Le « dropshipping » est la pratique par laquelle le vendeur ne se charge que de la commercialisation, le fournisseur supportant la fabrication et l’expédition. Si l’influenceur n’est qu’un intermédiaire dans la vente, il sera responsable envers l’acheteur et devra :

  • informer l’acheteur potentiel de l’identité de son fournisseur,
  • vérifier que toutes les informations prévues par le code de la consommation sont bien communiquées,
  • vérifier que le bien est disponible et non contrefaisant et
  • vérifier l’existence d’un certificat de conformité aux normes européennes.

Jeux d’argent et de hasard

La publicité pour les jeux d’argent et de hasard est autorisée uniquement sur les plateformes en ligne ayant la capacité technique d’exclure l’accès aux mineurs et ayant effectivement activé le mécanisme d’exclusion, en conformité avec le référentiel de l’ARCOM.

Les influenceurs ont l’obligation de signaler l’interdiction du contenu aux mineurs de manière claire, lisible et identifiable sur l’image ou la vidéo, quel que soit le format de la promotion et durant toute sa durée.

Les contrats entre influenceurs et opérateurs de jeux d’argent et de hasard doivent comporter une clause par laquelle les influenceurs attestent connaître la règlementation de la publicité des jeux d’argent et de hasard et s’obliger à la respecter.
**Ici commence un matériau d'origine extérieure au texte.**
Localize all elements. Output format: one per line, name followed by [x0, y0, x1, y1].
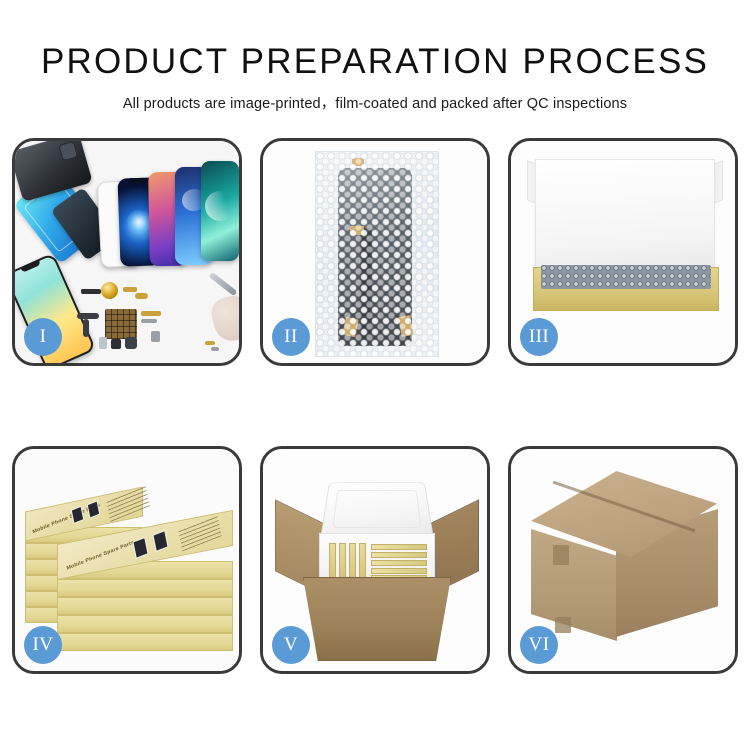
yellow-box: [349, 543, 356, 581]
spare-part-chip: [135, 293, 148, 299]
spare-part-chip: [125, 337, 137, 349]
spare-part-chip: [141, 311, 161, 316]
step-badge-3: III: [520, 318, 558, 356]
white-box-lid: [535, 159, 715, 275]
step-3-illustration: III: [511, 141, 735, 363]
step-badge-4: IV: [24, 626, 62, 664]
spare-part-flex: [77, 313, 99, 319]
step-6-illustration: VI: [511, 449, 735, 671]
step-panel-6: VI: [508, 446, 738, 674]
yellow-boxes-inside: [327, 543, 427, 581]
carton-tape: [553, 545, 569, 565]
yellow-box: [371, 560, 427, 566]
step-panel-3: III: [508, 138, 738, 366]
spare-part-chip: [205, 341, 215, 345]
bubble-wrapped-contents: [541, 265, 711, 289]
stacked-box: [57, 597, 233, 615]
yellow-box: [339, 543, 346, 581]
process-steps-grid: I II: [12, 138, 738, 674]
box-thumbnail: [132, 537, 148, 559]
spare-part-chip: [99, 337, 107, 349]
product-preparation-infographic: PRODUCT PREPARATION PROCESS All products…: [0, 0, 750, 750]
page-subtitle: All products are image-printed，film-coat…: [0, 92, 750, 113]
box-label: Mobile Phone Spare Parts: [66, 540, 135, 572]
yellow-box: [359, 543, 366, 581]
step-panel-2: II: [260, 138, 490, 366]
step-badge-2: II: [272, 318, 310, 356]
step-panel-1: I: [12, 138, 242, 366]
spare-part-chip: [211, 347, 219, 351]
step-badge-5: V: [272, 626, 310, 664]
spare-part-flex: [83, 319, 89, 337]
page-title: PRODUCT PREPARATION PROCESS: [0, 44, 750, 79]
box-text-lines: [178, 515, 221, 551]
yellow-box: [329, 543, 336, 581]
gold-coil-part: [101, 282, 118, 299]
bubble-wrap-bag: [315, 151, 439, 357]
box-thumbnail: [152, 530, 168, 552]
step-5-illustration: V: [263, 449, 487, 671]
carton-tape: [555, 617, 571, 633]
step-2-illustration: II: [263, 141, 487, 363]
step-badge-1: I: [24, 318, 62, 356]
header: PRODUCT PREPARATION PROCESS All products…: [0, 0, 750, 113]
step-4-illustration: Mobile Phone Spare Parts Mobile Phone Sp…: [15, 449, 239, 671]
box-text-lines: [106, 485, 149, 522]
screw-grid-tray: [105, 309, 137, 339]
step-badge-6: VI: [520, 626, 558, 664]
yellow-box: [371, 568, 427, 574]
phone-screen-teal: [201, 161, 239, 261]
stacked-box: [57, 579, 233, 597]
step-panel-5: V: [260, 446, 490, 674]
shipping-carton-open: [303, 577, 451, 661]
spare-part-chip: [123, 287, 137, 292]
spare-part-chip: [141, 319, 157, 323]
yellow-box: [371, 552, 427, 558]
yellow-box: [371, 544, 427, 550]
step-panel-4: Mobile Phone Spare Parts Mobile Phone Sp…: [12, 446, 242, 674]
stacked-box: [57, 633, 233, 651]
spare-part-chip: [81, 289, 101, 294]
stacked-box: [57, 615, 233, 633]
step-1-illustration: I: [15, 141, 239, 363]
foam-box-lid: [320, 482, 434, 538]
spare-part-chip: [111, 339, 121, 349]
spare-part-chip: [151, 331, 160, 342]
Tout manquement est puni d’une amende administrative allant jusqu’à 100.000 euros.

Formations professionnelles

La promotion des formations professionnelles, notamment via le compte personnel de formation (CPF), nécessite des mentions obligatoires.

Par ailleurs, est interdite toute vente ou offre promotionnelle d’un produit ou toute rétribution en échange d’une inscription à une formation.

Obligation pour les influenceurs à l’étranger de designer un représentant

Les influenceurs situés en dehors de l’Espace Economique Européen et de la Suisse doivent désigner par écrit un représentant légal dans l’UE qui est chargé de :

garantir la conformité des contrats d’influence commerciale sur le territoire français et répondre, en plus ou à la place des influenceurs, à toutes les demandes émanant des autorités administratives ou judiciaires compétentes, visant à la mise en conformité avec la nouvelle loi. Ce représentant doit avoir souscrit une assurance civile pour couvrir cette activité.

Le dispositif doit être complété par décret.

Influenceurs de moins de 16 ans

Les influenceurs de moins de 16 ans sont soumis aux règles du travail prévues par la loi n°2020-1266 [3] du 19 octobre 2020, désormais étendues à toutes les plateformes en ligne (plus seulement YouTube). Les parents doivent signer des contrats avec les annonceurs et consigner une part de leurs revenus (le pécule).

Cette loi crée plusieurs nouvelles sanctions administratives et pénales. Il sera intéressant de voir d’ici quelques mois si cela suffit à influencer les influenceurs dans le bon sens. On peut en tous cas s’attendre à une vigilance renforcée de la DGCCRF.